Financial Advice For Anyone Launching A New Business
Post By: Admin / USA Frugal Club
Many workers have tapped into their entrepreneurial skills deciding to ditch their traditional job to launch their own businesses. This exciting financial venture can come with some risk in balancing personal finances with funding the launch of a new business.
There is potential for launching a new business, but entrepreneurs should also be aware of the financial risks that can impact their personal finances. Business entrepreneurs might be excited about the potential of the new venture but should prepare to face obstacles to achieve success.
Launching a business comes with personal financial risks at the start including losing some (if not all) of your savings, your assets, and income. This financial risk can be managed carefully by entrepreneurs to launch a business with potential while keeping personal finances in mind, especially in the beginning.
Entrepreneurs should prepare to make a financial sacrifice as a majority of newly launched businesses tend not to make any money for the first few months. In some cases, some businesses require more time to make any money even if the entrepreneur dedicates full-time focus to the venture.

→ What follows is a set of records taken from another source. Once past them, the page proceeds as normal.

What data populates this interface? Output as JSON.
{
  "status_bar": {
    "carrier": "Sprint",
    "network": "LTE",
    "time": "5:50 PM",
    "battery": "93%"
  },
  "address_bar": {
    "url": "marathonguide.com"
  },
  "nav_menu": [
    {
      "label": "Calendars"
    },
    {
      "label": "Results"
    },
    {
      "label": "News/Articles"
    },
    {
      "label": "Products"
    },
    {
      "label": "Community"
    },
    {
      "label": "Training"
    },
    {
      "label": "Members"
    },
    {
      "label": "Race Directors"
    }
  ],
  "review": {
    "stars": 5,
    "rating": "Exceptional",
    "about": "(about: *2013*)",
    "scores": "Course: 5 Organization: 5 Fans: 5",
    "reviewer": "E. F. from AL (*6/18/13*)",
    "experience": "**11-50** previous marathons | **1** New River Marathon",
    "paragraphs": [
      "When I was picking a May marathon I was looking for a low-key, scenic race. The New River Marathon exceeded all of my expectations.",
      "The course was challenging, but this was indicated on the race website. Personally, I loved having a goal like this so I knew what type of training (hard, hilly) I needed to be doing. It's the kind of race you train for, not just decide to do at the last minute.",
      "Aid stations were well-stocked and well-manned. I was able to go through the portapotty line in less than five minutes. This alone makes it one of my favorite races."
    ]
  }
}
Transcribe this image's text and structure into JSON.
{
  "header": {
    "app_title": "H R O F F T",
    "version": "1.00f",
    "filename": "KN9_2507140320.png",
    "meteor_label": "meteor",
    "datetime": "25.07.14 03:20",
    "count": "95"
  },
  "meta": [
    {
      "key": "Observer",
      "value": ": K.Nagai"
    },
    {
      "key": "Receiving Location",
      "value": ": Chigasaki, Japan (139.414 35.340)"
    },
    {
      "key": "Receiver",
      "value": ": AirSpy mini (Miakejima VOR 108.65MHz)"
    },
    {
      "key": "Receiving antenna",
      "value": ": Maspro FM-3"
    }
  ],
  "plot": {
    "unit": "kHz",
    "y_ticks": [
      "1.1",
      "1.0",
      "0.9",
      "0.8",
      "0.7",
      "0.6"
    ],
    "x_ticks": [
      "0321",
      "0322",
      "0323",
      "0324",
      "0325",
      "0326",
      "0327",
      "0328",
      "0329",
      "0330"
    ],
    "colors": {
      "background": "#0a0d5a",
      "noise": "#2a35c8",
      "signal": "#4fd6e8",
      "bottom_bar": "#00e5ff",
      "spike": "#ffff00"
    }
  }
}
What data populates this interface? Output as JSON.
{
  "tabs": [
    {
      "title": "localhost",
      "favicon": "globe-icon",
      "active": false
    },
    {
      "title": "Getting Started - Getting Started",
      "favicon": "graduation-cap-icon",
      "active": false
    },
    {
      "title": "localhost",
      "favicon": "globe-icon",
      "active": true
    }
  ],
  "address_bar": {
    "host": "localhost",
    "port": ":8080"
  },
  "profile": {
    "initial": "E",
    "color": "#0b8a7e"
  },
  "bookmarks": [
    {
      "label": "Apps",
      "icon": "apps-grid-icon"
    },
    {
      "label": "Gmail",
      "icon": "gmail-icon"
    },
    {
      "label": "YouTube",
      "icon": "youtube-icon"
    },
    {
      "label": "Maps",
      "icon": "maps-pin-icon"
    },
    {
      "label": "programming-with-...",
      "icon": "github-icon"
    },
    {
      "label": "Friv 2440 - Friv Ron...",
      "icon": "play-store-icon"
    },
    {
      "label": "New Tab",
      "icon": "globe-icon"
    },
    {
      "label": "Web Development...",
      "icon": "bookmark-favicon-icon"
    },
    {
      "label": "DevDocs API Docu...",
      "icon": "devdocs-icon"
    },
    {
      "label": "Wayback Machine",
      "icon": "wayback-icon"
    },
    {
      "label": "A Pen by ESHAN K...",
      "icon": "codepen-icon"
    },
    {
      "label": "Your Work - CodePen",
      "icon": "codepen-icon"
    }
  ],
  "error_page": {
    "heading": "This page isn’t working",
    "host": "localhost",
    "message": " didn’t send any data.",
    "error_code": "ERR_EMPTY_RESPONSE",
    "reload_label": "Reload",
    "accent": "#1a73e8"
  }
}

It’s recommended for entrepreneurs to start ramping up personal savings before launching a business that should be considered untouchable and can only be used for the business. The next phase of launching a business is what to do when it starts generating revenue.
Generating revenue from a newly launched business might seem to be the end goal but is just the beginning of growing the business to ensure future success. Entrepreneurs should start setting aside revenue with the goal of saving enough to fund up to one year’s worth of business expenses.
This can help separate personal financial responsibilities for entrepreneurs from the financial responsibilities of the business. One of the biggest mistakes among entrepreneurs is treating their business like a bank account by taking money out as they need it which can negatively impact the stability of the business finances.
One piece of advice that every entrepreneur should consider is remembering the business is not a nest egg. Some entrepreneurs treat their business as their primary retirement asset with plans to sell the business as a form of retirement or build a profitable business to live on comfortably while someone else is placed in charge of operations.
Though both of the previous scenarios are possible, nearly all finance planners suggest entrepreneurs take the time to set funds aside for retirement. The future of a business is uncertain, but entrepreneurs can have a sense of financial security in the future.
Some entrepreneurs think they should put off being on payroll, but this is important to start once they can draw a paycheck from the business. Entrepreneurs should start putting money into a retirement account, even if it’s just a small amount it’s better to start making a habit of it early on.
There are different savings accounts for entrepreneurs to consider depending on the financial goals that work best for them. The most common options include a traditional Individual Retirement Account (IRA) or Roth IRA, a solo 401(k), and a SEP IRA.
The most traditional option for savings is an IRA or Roth IRA which can be determined by financial goals and accessibility to funds. An IRA can be a desirable option for entrepreneurs contributing $500 or less monthly to the account for those under 50 contributing $6,000 annually and $7,000 annually for people over 50.
Having a Roth IRA account is similar, but contributions are added to the account after-tax with the added benefit of not having to pay tax on the growth or qualifying withdrawals. Choosing between these account options can be determined by the tax bracket. A traditional IRA is best for entrepreneurs in a lower tax bracket when they retire and those who are destined for the higher tax bracket can benefit from a Roth IRA.
Another account option for entrepreneurs to consider is a Solo 401(k) that requires a contribution of up to $20,500 with some brokerages offering a Roth 401(k) option with the account. A Solo 401(k) also allows for profit-sharing contribution to the account as a business owner for up to $40,500 (or 25% of eligible profits) with a potential total of up to $61,000.
For entrepreneurs that skipped building retirement savings during the stages of building the business, they can consider a Simplified Employee Pension plan (SEP). Entrepreneurs can contribute up to 25% of their income or $61,000 annually (depending on which figure is less). Opening on SEPIRA has a deadline on Tax Day that gives entrepreneurs time to open an account to make contributions counting towards the taxes of the previous year.
All entrepreneurs face financial risk launching a business but knowing the basics of finance can help prepare them for success and reduce risks in the future. Being financially secure is a great start for any entrepreneur and can pave the way for a successful venture.